Education features prominently in the Government's White Paper on social mobility. Included in the measures is a plan to give 6,000 new teachers a £10,000 loyalty payment if they take a job for three years in one of the country's 500 worst performing schools.

Some might argue that this latest proposal is overkill, since the teaching profession is already likely to get an injection of new talent courtesy of the economic downturn. It is certainly true that the existing Teach First scheme, which encourages high-flying graduates to spend a year teaching in challenging inner-city schools, will seem more attractive to university leavers while the job market is shrinking. Over the longer term, too, the severe contraction of the financial services sector, which in recent years has creamed off bright undergraduates, should make the job of state education recruiters easer.

But to regard this new "golden handcuffs" initiative as excessive is surely to underestimate the scale of the problems that afflict our state school sector. Underperforming state schools are acting as a drag on social mobility in Britain.
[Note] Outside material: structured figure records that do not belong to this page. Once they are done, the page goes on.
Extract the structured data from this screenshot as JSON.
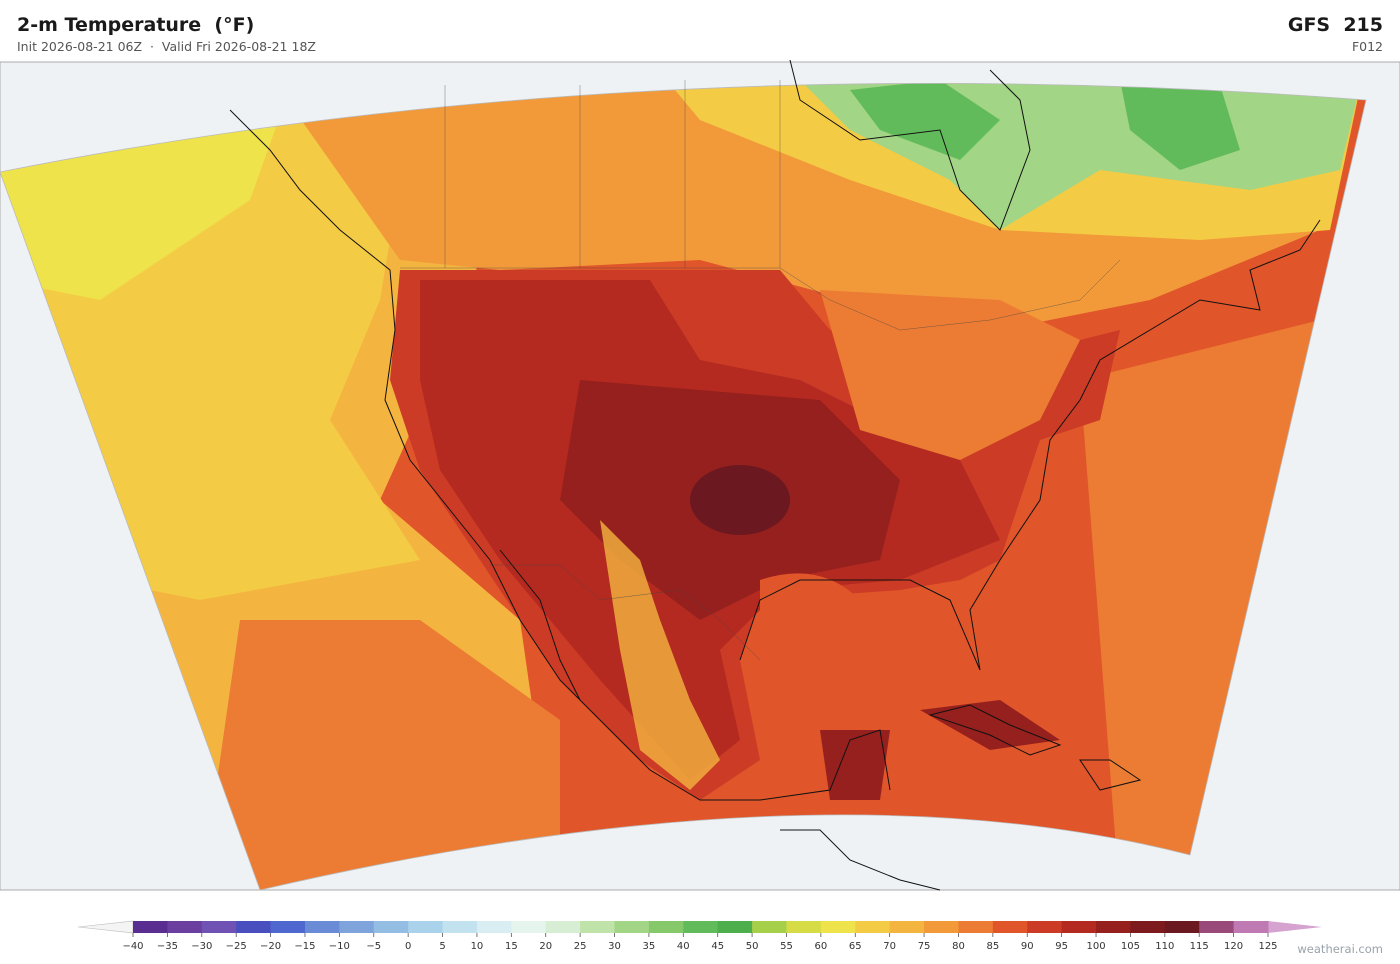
{
  "header": {
    "title": "2-m Temperature  (°F)",
    "subtitle": "Init 2026-08-21 06Z  ·  Valid Fri 2026-08-21 18Z",
    "model": "GFS  215",
    "forecast_hour": "F012"
  },
  "colorbar": {
    "ticks": [
      {
        "value": -40,
        "label": "−40"
      },
      {
        "value": -35,
        "label": "−35"
      },
      {
        "value": -30,
        "label": "−30"
      },
      {
        "value": -25,
        "label": "−25"
      },
      {
        "value": -20,
        "label": "−20"
      },
      {
        "value": -15,
        "label": "−15"
      },
      {
        "value": -10,
        "label": "−10"
      },
      {
        "value": -5,
        "label": "−5"
      },
      0,
      5,
      10,
      15,
      20,
      25,
      30,
      35,
      40,
      45,
      50,
      55,
      60,
      65,
      70,
      75,
      80,
      85,
      90,
      95,
      100,
      105,
      110,
      115,
      120,
      125
    ],
    "colors": [
      "#5a2d91",
      "#6b3fa0",
      "#6f52b3",
      "#4a4fbf",
      "#4f68cf",
      "#6a8bd6",
      "#7fa4dc",
      "#94bde3",
      "#aad2ea",
      "#c2e2ef",
      "#d9eef2",
      "#e6f4ee",
      "#d8eed4",
      "#bfe3a8",
      "#a2d586",
      "#86c96a",
      "#62bb5b",
      "#4caf4c",
      "#a6cf4a",
      "#d6dc45",
      "#eee34a",
      "#f4cb44",
      "#f4b440",
      "#f29a3a",
      "#ec7c33",
      "#e0552a",
      "#cc3b25",
      "#b52a20",
      "#96201d",
      "#7d1a1d",
      "#6b1820",
      "#9a4a7a",
      "#bf79b3"
    ],
    "under_color": "#f4f4f4",
    "over_color": "#d6a3d0"
  },
  "watermark": "weatherai.com"
}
And one of the primary reasons for substandard education is inadequate teaching. The Government is right to strive to attract good teachers to the schools which most need them. And if modified pay incentives are required to help schools in deprived areas then the Government should have no compunction about pulling that lever.

Of course it will take more than new pay incentives to generate the improvements in our state education system that the country so badly needs. Progress will involve considerable investment in school classroom facilities, especially in deprived areas. There needs to be a culture shift, too, giving schools more independence and control over their own affairs. Successful schools should be allowed to expand. Head teachers should be permitted to tailor their curriculum and ethos to get the best academic performance out of their intake.

But we should not forget how vital good individual teachers are in inspiring children born in unpromising circumstances to achieve. The Government is right to make bringing the two groups together a priority.